The transition temperature of magnesium diboride is 38 K - almost double that of any other metallic superconductor. Wires and tapes made from the new compound could therefore potentially be cooled with electrical refrigerators, which are relatively cheap, rather than cumbersome liquid-helium cooling systems. However, in its pure bulk state magnesium diboride cannot superconduct when carrying significant currents or when exposed to large magnetic fields. A magnetic field creates vortices within the material, the cores of which behave as simple conductors. When the magnetic field is high enough the vortices spread throughout the whole of the material and all superconductivity is lost.
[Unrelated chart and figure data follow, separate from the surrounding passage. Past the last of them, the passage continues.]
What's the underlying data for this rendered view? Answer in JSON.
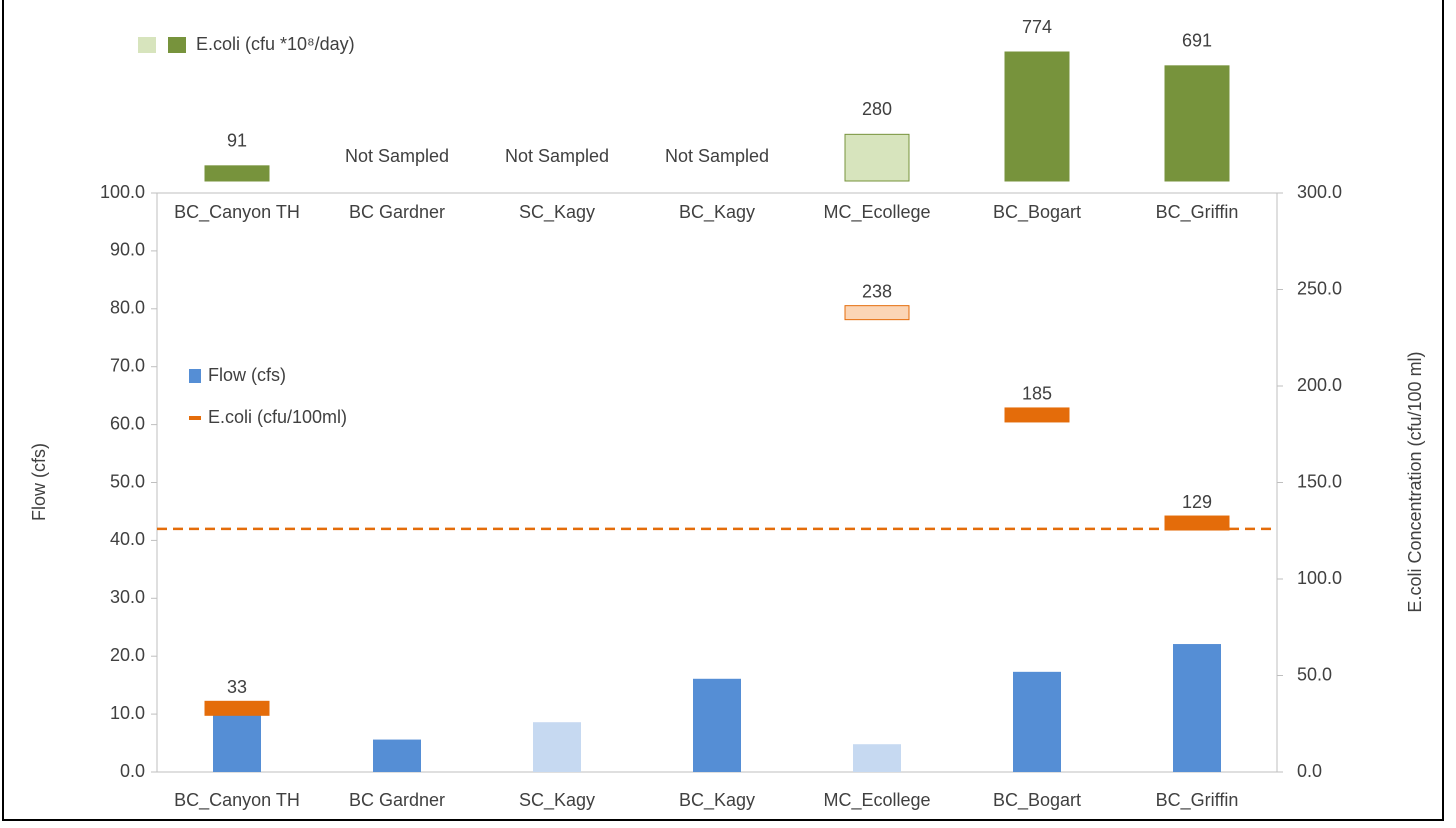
{
  "chart_data": [
    {
      "type": "bar",
      "categories": [
        "BC_Canyon TH",
        "BC Gardner",
        "SC_Kagy",
        "BC_Kagy",
        "MC_Ecollege",
        "BC_Bogart",
        "BC_Griffin"
      ],
      "series": [
        {
          "name": "E.coli (cfu *10⁸/day)",
          "color": "#77933c",
          "light_color": "#d7e4bd",
          "colors": [
            "#77933c",
            "#77933c",
            "#77933c",
            "#77933c",
            "#d7e4bd",
            "#77933c",
            "#77933c"
          ],
          "values": [
            91,
            null,
            null,
            null,
            280,
            774,
            691
          ],
          "value_labels": [
            "91",
            "Not Sampled",
            "Not Sampled",
            "Not Sampled",
            "280",
            "774",
            "691"
          ]
        }
      ]
    },
    {
      "type": "combo",
      "categories": [
        "BC_Canyon TH",
        "BC Gardner",
        "SC_Kagy",
        "BC_Kagy",
        "MC_Ecollege",
        "BC_Bogart",
        "BC_Griffin"
      ],
      "ylabel": "Flow (cfs)",
      "y2label": "E.coli Concentration (cfu/100 ml)",
      "ylim": [
        0,
        100
      ],
      "yticks": [
        {
          "value": 0,
          "label": "0.0"
        },
        {
          "value": 10,
          "label": "10.0"
        },
        {
          "value": 20,
          "label": "20.0"
        },
        {
          "value": 30,
          "label": "30.0"
        },
        {
          "value": 40,
          "label": "40.0"
        },
        {
          "value": 50,
          "label": "50.0"
        },
        {
          "value": 60,
          "label": "60.0"
        },
        {
          "value": 70,
          "label": "70.0"
        },
        {
          "value": 80,
          "label": "80.0"
        },
        {
          "value": 90,
          "label": "90.0"
        },
        {
          "value": 100,
          "label": "100.0"
        }
      ],
      "y2lim": [
        0,
        300
      ],
      "y2ticks": [
        {
          "value": 0,
          "label": "0.0"
        },
        {
          "value": 50,
          "label": "50.0"
        },
        {
          "value": 100,
          "label": "100.0"
        },
        {
          "value": 150,
          "label": "150.0"
        },
        {
          "value": 200,
          "label": "200.0"
        },
        {
          "value": 250,
          "label": "250.0"
        },
        {
          "value": 300,
          "label": "300.0"
        }
      ],
      "series": [
        {
          "name": "Flow (cfs)",
          "kind": "bar",
          "color": "#558ed5",
          "colors": [
            "#558ed5",
            "#558ed5",
            "#c6d9f1",
            "#558ed5",
            "#c6d9f1",
            "#558ed5",
            "#558ed5"
          ],
          "values": [
            10.3,
            5.6,
            8.6,
            16.1,
            4.8,
            17.3,
            22.1
          ]
        },
        {
          "name": "E.coli (cfu/100ml)",
          "kind": "marker",
          "axis": "y2",
          "color": "#e46c0a",
          "colors": [
            "#e46c0a",
            "#e46c0a",
            "#e46c0a",
            "#e46c0a",
            "#fbd5b5",
            "#e46c0a",
            "#e46c0a"
          ],
          "values": [
            33,
            null,
            null,
            null,
            238,
            185,
            129
          ]
        }
      ],
      "reference_line": {
        "value": 126,
        "axis": "y2",
        "color": "#e46c0a"
      }
    }
  ]
}
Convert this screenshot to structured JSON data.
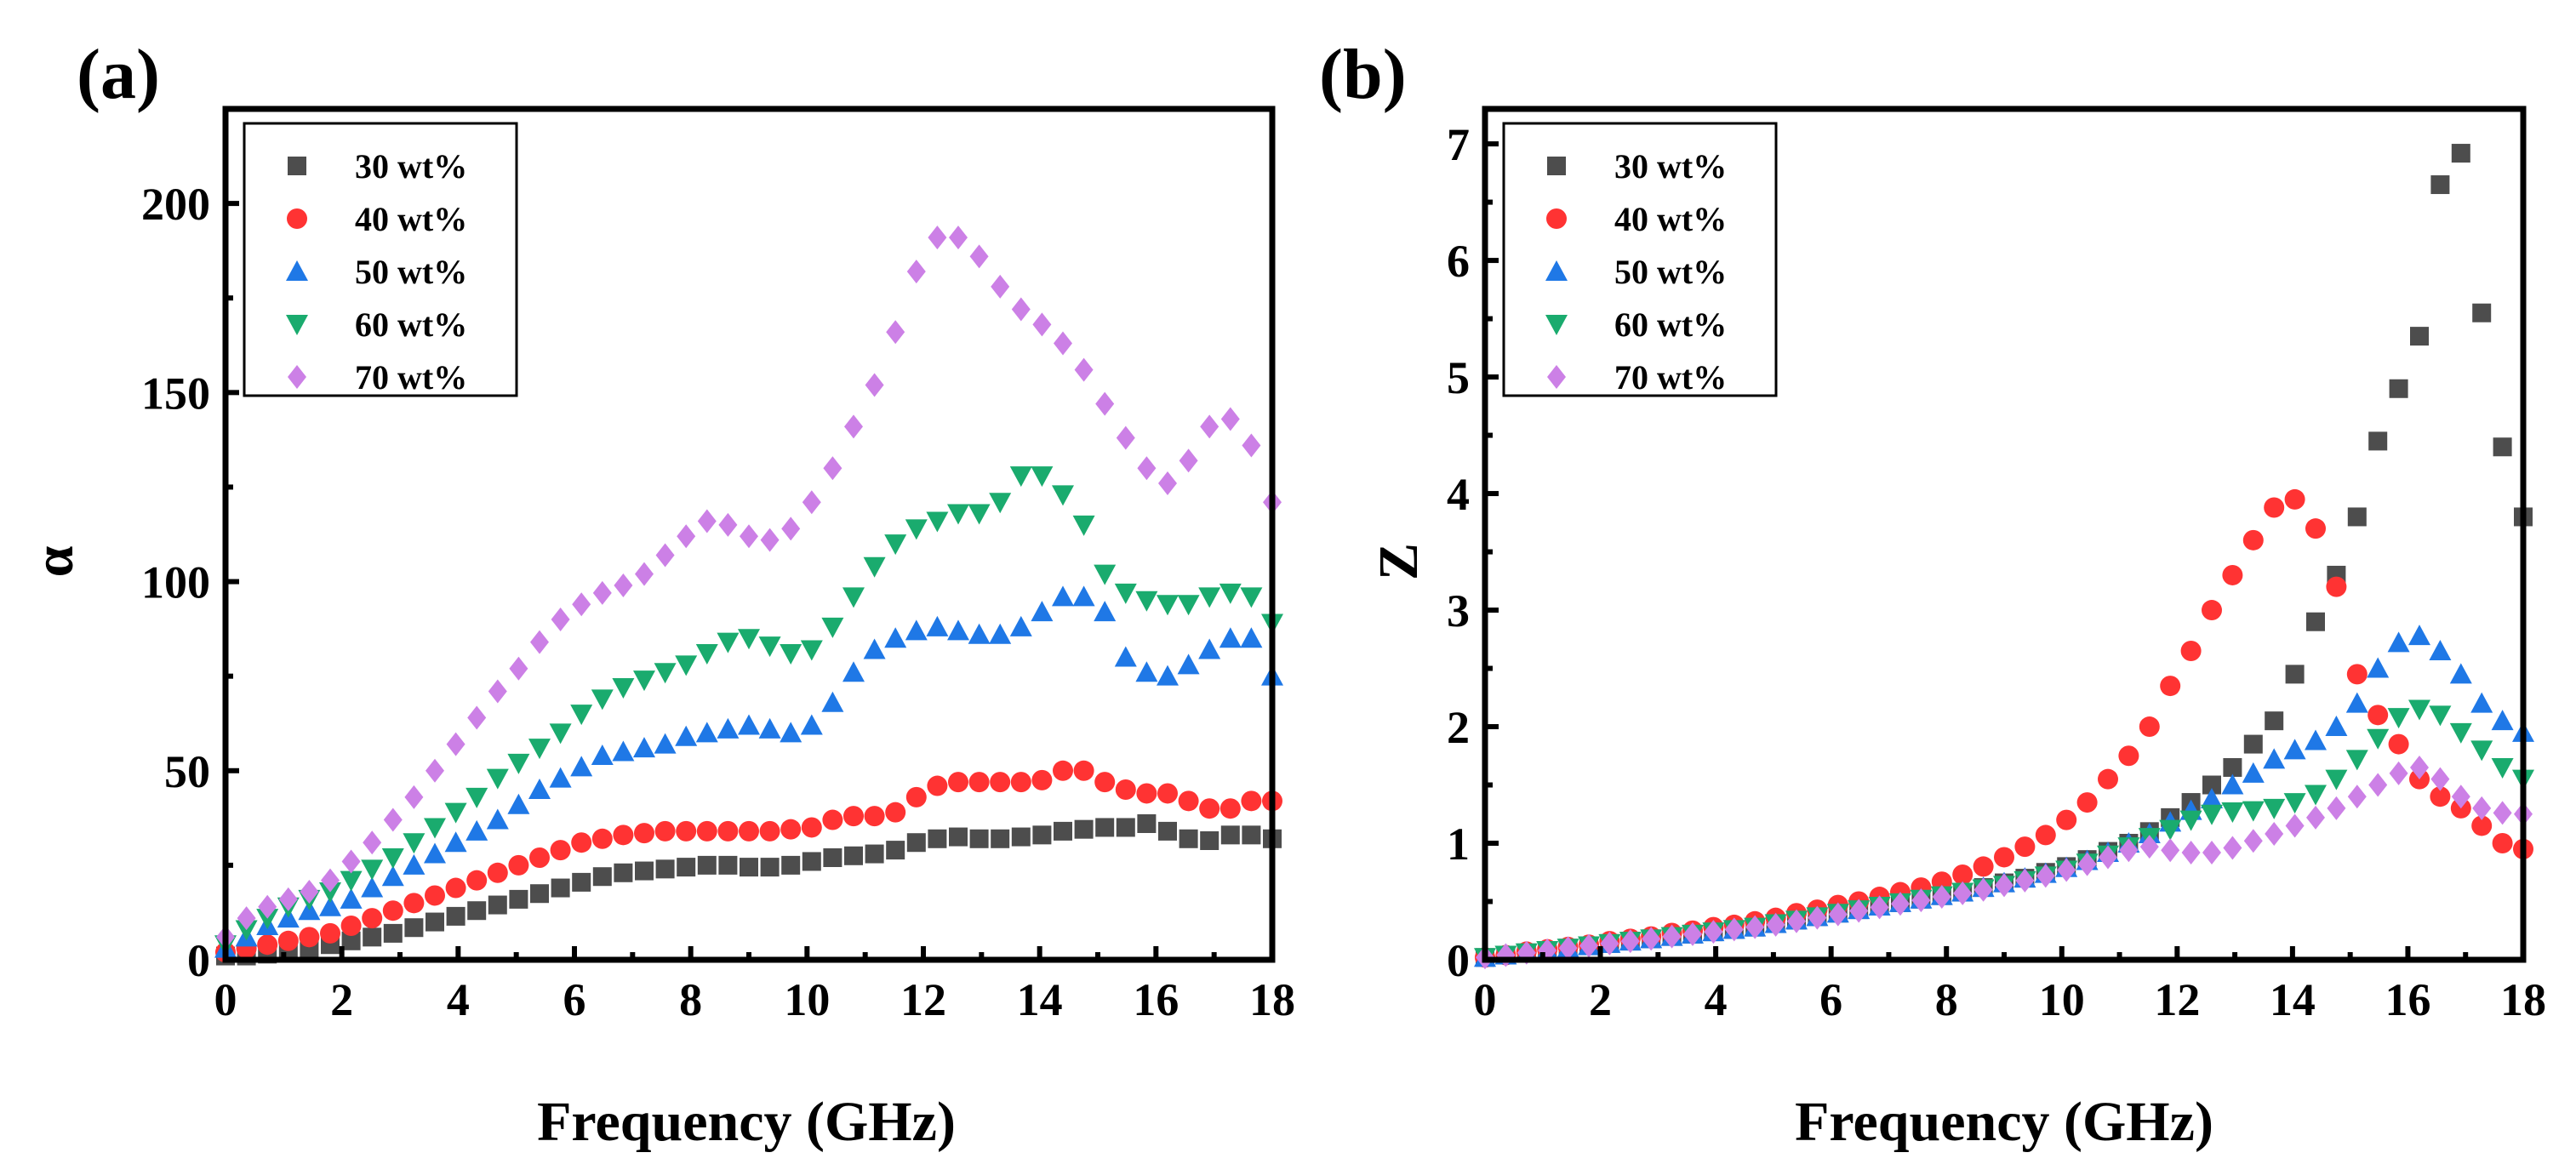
{
  "figure_title": "",
  "chart_data": [
    {
      "type": "scatter",
      "panel_label": "(a)",
      "title": "",
      "xlabel": "Frequency (GHz)",
      "ylabel": "α",
      "xlim": [
        0,
        18
      ],
      "ylim": [
        0,
        225
      ],
      "xticks": [
        "0",
        "2",
        "4",
        "6",
        "8",
        "10",
        "12",
        "14",
        "16",
        "18"
      ],
      "yticks": [
        "0",
        "50",
        "100",
        "150",
        "200"
      ],
      "legend_position": "top-left",
      "x": [
        0.0,
        0.36,
        0.72,
        1.08,
        1.44,
        1.8,
        2.16,
        2.52,
        2.88,
        3.24,
        3.6,
        3.96,
        4.32,
        4.68,
        5.04,
        5.4,
        5.76,
        6.12,
        6.48,
        6.84,
        7.2,
        7.56,
        7.92,
        8.28,
        8.64,
        9.0,
        9.36,
        9.72,
        10.08,
        10.44,
        10.8,
        11.16,
        11.52,
        11.88,
        12.24,
        12.6,
        12.96,
        13.32,
        13.68,
        14.04,
        14.4,
        14.76,
        15.12,
        15.48,
        15.84,
        16.2,
        16.56,
        16.92,
        17.28,
        17.64,
        18.0
      ],
      "series": [
        {
          "name": "30 wt%",
          "color": "#4d4d4d",
          "marker": "square",
          "values": [
            1,
            1,
            1.5,
            2,
            3,
            4,
            5,
            6,
            7,
            8.5,
            10,
            11.5,
            13,
            14.5,
            16,
            17.5,
            19,
            20.5,
            22,
            23,
            23.5,
            24,
            24.5,
            25,
            25,
            24.5,
            24.5,
            25,
            26,
            27,
            27.5,
            28,
            29,
            31,
            32,
            32.5,
            32,
            32,
            32.5,
            33,
            34,
            34.5,
            35,
            35,
            36,
            34,
            32,
            31.5,
            33,
            33,
            32
          ]
        },
        {
          "name": "40 wt%",
          "color": "#ff3333",
          "marker": "circle",
          "values": [
            2,
            3,
            4,
            5,
            6,
            7,
            9,
            11,
            13,
            15,
            17,
            19,
            21,
            23,
            25,
            27,
            29,
            31,
            32,
            33,
            33.5,
            34,
            34,
            34,
            34,
            34,
            34,
            34.5,
            35,
            37,
            38,
            38,
            39,
            43,
            46,
            47,
            47,
            47,
            47,
            47.5,
            50,
            50,
            47,
            45,
            44,
            44,
            42,
            40,
            40,
            42,
            42
          ]
        },
        {
          "name": "50 wt%",
          "color": "#1f78e6",
          "marker": "triangle-up",
          "values": [
            3,
            6,
            9,
            11,
            13,
            14,
            16,
            19,
            22,
            25,
            28,
            31,
            34,
            37,
            41,
            45,
            48,
            51,
            54,
            55,
            56,
            57,
            59,
            60,
            61,
            62,
            61,
            60,
            62,
            68,
            76,
            82,
            85,
            87,
            88,
            87,
            86,
            86,
            88,
            92,
            96,
            96,
            92,
            80,
            76,
            75,
            78,
            82,
            85,
            85,
            75
          ]
        },
        {
          "name": "60 wt%",
          "color": "#1aab6e",
          "marker": "triangle-down",
          "values": [
            4,
            8,
            11,
            14,
            16,
            18,
            21,
            24,
            27,
            31,
            35,
            39,
            43,
            48,
            52,
            56,
            60,
            65,
            69,
            72,
            74,
            76,
            78,
            81,
            84,
            85,
            83,
            81,
            82,
            88,
            96,
            104,
            110,
            114,
            116,
            118,
            118,
            121,
            128,
            128,
            123,
            115,
            102,
            97,
            95,
            94,
            94,
            96,
            97,
            96,
            89
          ]
        },
        {
          "name": "70 wt%",
          "color": "#cc80e6",
          "marker": "diamond",
          "values": [
            6,
            11,
            14,
            16,
            18,
            21,
            26,
            31,
            37,
            43,
            50,
            57,
            64,
            71,
            77,
            84,
            90,
            94,
            97,
            99,
            102,
            107,
            112,
            116,
            115,
            112,
            111,
            114,
            121,
            130,
            141,
            152,
            166,
            182,
            191,
            191,
            186,
            178,
            172,
            168,
            163,
            156,
            147,
            138,
            130,
            126,
            132,
            141,
            143,
            136,
            121
          ]
        }
      ]
    },
    {
      "type": "scatter",
      "panel_label": "(b)",
      "title": "",
      "xlabel": "Frequency (GHz)",
      "ylabel": "Z",
      "xlim": [
        0,
        18
      ],
      "ylim": [
        0,
        7.3
      ],
      "xticks": [
        "0",
        "2",
        "4",
        "6",
        "8",
        "10",
        "12",
        "14",
        "16",
        "18"
      ],
      "yticks": [
        "0",
        "1",
        "2",
        "3",
        "4",
        "5",
        "6",
        "7"
      ],
      "legend_position": "top-left",
      "x": [
        0.0,
        0.36,
        0.72,
        1.08,
        1.44,
        1.8,
        2.16,
        2.52,
        2.88,
        3.24,
        3.6,
        3.96,
        4.32,
        4.68,
        5.04,
        5.4,
        5.76,
        6.12,
        6.48,
        6.84,
        7.2,
        7.56,
        7.92,
        8.28,
        8.64,
        9.0,
        9.36,
        9.72,
        10.08,
        10.44,
        10.8,
        11.16,
        11.52,
        11.88,
        12.24,
        12.6,
        12.96,
        13.32,
        13.68,
        14.04,
        14.4,
        14.76,
        15.12,
        15.48,
        15.84,
        16.2,
        16.56,
        16.92,
        17.28,
        17.64,
        18.0
      ],
      "series": [
        {
          "name": "30 wt%",
          "color": "#4d4d4d",
          "marker": "square",
          "values": [
            0.02,
            0.04,
            0.06,
            0.08,
            0.1,
            0.12,
            0.14,
            0.16,
            0.18,
            0.2,
            0.22,
            0.24,
            0.26,
            0.28,
            0.31,
            0.34,
            0.37,
            0.4,
            0.43,
            0.46,
            0.49,
            0.52,
            0.55,
            0.58,
            0.62,
            0.66,
            0.7,
            0.75,
            0.8,
            0.86,
            0.93,
            1.0,
            1.1,
            1.22,
            1.35,
            1.5,
            1.65,
            1.85,
            2.05,
            2.45,
            2.9,
            3.3,
            3.8,
            4.45,
            4.9,
            5.35,
            6.65,
            6.92,
            5.55,
            4.4,
            3.8
          ]
        },
        {
          "name": "40 wt%",
          "color": "#ff3333",
          "marker": "circle",
          "values": [
            0.02,
            0.04,
            0.07,
            0.09,
            0.11,
            0.13,
            0.16,
            0.18,
            0.2,
            0.23,
            0.25,
            0.28,
            0.3,
            0.33,
            0.36,
            0.4,
            0.43,
            0.47,
            0.5,
            0.54,
            0.58,
            0.62,
            0.67,
            0.73,
            0.8,
            0.88,
            0.97,
            1.07,
            1.2,
            1.35,
            1.55,
            1.75,
            2.0,
            2.35,
            2.65,
            3.0,
            3.3,
            3.6,
            3.88,
            3.95,
            3.7,
            3.2,
            2.45,
            2.1,
            1.85,
            1.55,
            1.4,
            1.3,
            1.15,
            1.0,
            0.95
          ]
        },
        {
          "name": "50 wt%",
          "color": "#1f78e6",
          "marker": "triangle-up",
          "values": [
            0.02,
            0.04,
            0.06,
            0.08,
            0.1,
            0.12,
            0.14,
            0.16,
            0.18,
            0.2,
            0.22,
            0.24,
            0.26,
            0.28,
            0.31,
            0.34,
            0.37,
            0.4,
            0.43,
            0.46,
            0.49,
            0.52,
            0.55,
            0.58,
            0.62,
            0.66,
            0.7,
            0.74,
            0.79,
            0.85,
            0.92,
            1.0,
            1.08,
            1.18,
            1.28,
            1.38,
            1.5,
            1.6,
            1.72,
            1.8,
            1.88,
            2.0,
            2.2,
            2.5,
            2.72,
            2.78,
            2.65,
            2.45,
            2.2,
            2.05,
            1.95
          ]
        },
        {
          "name": "60 wt%",
          "color": "#1aab6e",
          "marker": "triangle-down",
          "values": [
            0.02,
            0.04,
            0.06,
            0.08,
            0.1,
            0.12,
            0.14,
            0.16,
            0.18,
            0.2,
            0.22,
            0.24,
            0.26,
            0.28,
            0.31,
            0.34,
            0.37,
            0.4,
            0.43,
            0.46,
            0.49,
            0.52,
            0.55,
            0.58,
            0.61,
            0.64,
            0.68,
            0.72,
            0.77,
            0.83,
            0.9,
            0.97,
            1.05,
            1.12,
            1.2,
            1.25,
            1.27,
            1.28,
            1.3,
            1.35,
            1.42,
            1.55,
            1.72,
            1.9,
            2.08,
            2.15,
            2.1,
            1.95,
            1.8,
            1.65,
            1.55
          ]
        },
        {
          "name": "70 wt%",
          "color": "#cc80e6",
          "marker": "diamond",
          "values": [
            0.02,
            0.04,
            0.06,
            0.08,
            0.1,
            0.12,
            0.14,
            0.16,
            0.18,
            0.2,
            0.22,
            0.24,
            0.26,
            0.28,
            0.3,
            0.33,
            0.36,
            0.39,
            0.42,
            0.45,
            0.48,
            0.51,
            0.54,
            0.57,
            0.6,
            0.64,
            0.68,
            0.72,
            0.77,
            0.82,
            0.88,
            0.94,
            0.97,
            0.94,
            0.92,
            0.92,
            0.96,
            1.02,
            1.08,
            1.15,
            1.22,
            1.3,
            1.4,
            1.5,
            1.6,
            1.65,
            1.55,
            1.4,
            1.3,
            1.26,
            1.25
          ]
        }
      ]
    }
  ]
}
In addition, current flow moves the vortices, producing friction within the atomic lattice and so creating resistance.
However, such resistance can be overcome by defects in the material, which "pin" vortices and prevent them from moving. Now three teams of researchers have exploited this pinning effect to increase both the maximum or critical current, Jc, that the material can withstand in its superconducting state, and the irreversibility field, H*, above which resistance free currents are no longer possible.
By studying thin films of oxygen-doped magnesium diboride, Chang-Beom Eom of the University of Wisconsin in the US and colleagues obtained values of the irreversibility field that were double those observed in the bulk material (C Eom et al. 2001 Nature 411 558). They also significantly increased the critical current density to 100000 amps per square centimetre at 4.2 K and 10 Tesla. It is thought that the interface between the thin film and its substrate creates pinning defects in this material.
Meanwhile Yury Bugoslavsky of Imperial College in London and the General Physics Institute in Moscow, and colleagues, produced vortex pinning by irradiating samples of magnesium diboride with protons (Y Bugoslavsky et al. 2001 Nature 411 561). This group was also able to double the value of the irreversibility field and observed a much slower reduction in the critical current with applied field at 20 K.
Finally, a group at Lucent Technologies led by Sungho Jin has reported a critical current of 30000 amps per square centimetre at 25 K and 1 Tesla by cladding a sample of magnesium diboride in iron (S Jin et al. 2001 Nature 411 563). The vortex pinning in this case may have been due to the crushing and rolling used to draw the superconducting wire.